Hi, I got the following error when running:

sqoop import-all-tables     -m 12     --connect jdbc:mysql://quickstart.cloudera:3306/retail_db     --username=retail_dba     --password=cloudera     --compression-codec=snappy     --as-parquetfile     --warehouse-dir=/user/hive/warehouse     --hive-importhist

INFO hive.metastore: Connected to metastore.

15/07/24 14:49:16 ERROR sqoop.Sqoop: Got exception running Sqoop: org.kitesdk.data.DatasetExistsException: Metadata already exists for dataset: default.categories

org.kitesdk.data.DatasetExistsException: Metadata already exists for dataset: default.categories

at org.kitesdk.data.spi.hive.HiveManagedMetadataProvider.create(HiveManagedMetadataProvider.java:51)

at org.kitesdk.data.spi.hive.HiveManagedDatasetRepository.create(HiveManagedDatasetRepository.java:77)

 

I guess the problem might be triggered by my previous running of the following command:

 

sqoop import-all-tables   -m 12   --connect jdbc:mysql://quickstart.cloudera:3306/retail_db   --username=retail_dba   --password=cloudera   --compression-codec=snappy   --as-avrodatafile   --warehouse-dir=/user/hive/warehouse

 

I have deleted /user/hive/warehouse, but it didn't help. 

Any hint how to solve this? Thanks!

 

Hadoop321

1 ACCEPTED SOLUTION

avatar
Guru

/user/hive/warehouse stores the data files, but the metadata (information about the structure and location of the data files) is managed by Hive. Connect to either Impala or Hive (you'll find instructions for doing so later in Tutorial Exercise 1, or Tutorial Exercise 2, depending on which version of the tutorial you're using. Once connected run 'show tables;', and you'll see a list of the tables it has metadata for. For each of these tables (assuming there isn't other data, unrelated to the tutorial that is already stored there), run 'drop table <table_name>;' When none of the tables from retail_db are shown when you run 'show tables;', the Sqoop job should be able to succeed.

View solution in original post

3 REPLIES 3

avatar
Guru

/user/hive/warehouse stores the data files, but the metadata (information about the structure and location of the data files) is managed by Hive. Connect to either Impala or Hive (you'll find instructions for doing so later in Tutorial Exercise 1, or Tutorial Exercise 2, depending on which version of the tutorial you're using.
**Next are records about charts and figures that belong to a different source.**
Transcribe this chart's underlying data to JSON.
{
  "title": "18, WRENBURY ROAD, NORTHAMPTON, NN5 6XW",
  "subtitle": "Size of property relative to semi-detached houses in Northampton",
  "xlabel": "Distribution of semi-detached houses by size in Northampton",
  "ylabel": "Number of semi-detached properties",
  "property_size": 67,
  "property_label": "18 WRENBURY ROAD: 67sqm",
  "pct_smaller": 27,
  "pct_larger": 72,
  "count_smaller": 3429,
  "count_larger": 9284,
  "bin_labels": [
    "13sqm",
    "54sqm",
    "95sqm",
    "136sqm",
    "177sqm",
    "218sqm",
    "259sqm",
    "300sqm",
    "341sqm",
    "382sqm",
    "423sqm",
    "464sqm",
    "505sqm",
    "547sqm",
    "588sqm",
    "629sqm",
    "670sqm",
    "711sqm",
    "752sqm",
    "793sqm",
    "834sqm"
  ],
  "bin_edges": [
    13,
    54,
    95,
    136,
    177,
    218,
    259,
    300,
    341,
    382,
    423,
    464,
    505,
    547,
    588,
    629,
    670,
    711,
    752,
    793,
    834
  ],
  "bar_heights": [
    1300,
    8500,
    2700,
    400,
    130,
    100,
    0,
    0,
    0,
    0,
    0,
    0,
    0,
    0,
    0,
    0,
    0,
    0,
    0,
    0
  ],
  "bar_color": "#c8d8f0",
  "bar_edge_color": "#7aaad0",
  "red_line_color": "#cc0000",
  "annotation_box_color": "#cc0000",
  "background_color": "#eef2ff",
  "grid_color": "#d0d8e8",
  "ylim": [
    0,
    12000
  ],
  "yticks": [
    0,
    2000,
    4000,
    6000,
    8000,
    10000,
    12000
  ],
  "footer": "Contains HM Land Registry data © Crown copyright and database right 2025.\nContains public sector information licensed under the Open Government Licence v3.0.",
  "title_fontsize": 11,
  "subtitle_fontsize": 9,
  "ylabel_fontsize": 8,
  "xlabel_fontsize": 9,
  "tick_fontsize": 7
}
Once connected run 'show tables;', and you'll see a list of the tables it has metadata for. For each of these tables (assuming there isn't other data, unrelated to the tutorial that is already stored there), run 'drop table <table_name>;' When none of the tables from retail_db are shown when you run 'show tables;', the Sqoop job should be able to succeed.

avatar
Guru

According to the Sqoop documentation, the --hive-overwrite command should also allow you to do this without manually dropping the tables first, but I haven't tested that myself.

avatar
Frequent Visitor

it works perfectly. Thanks a lot for the tip!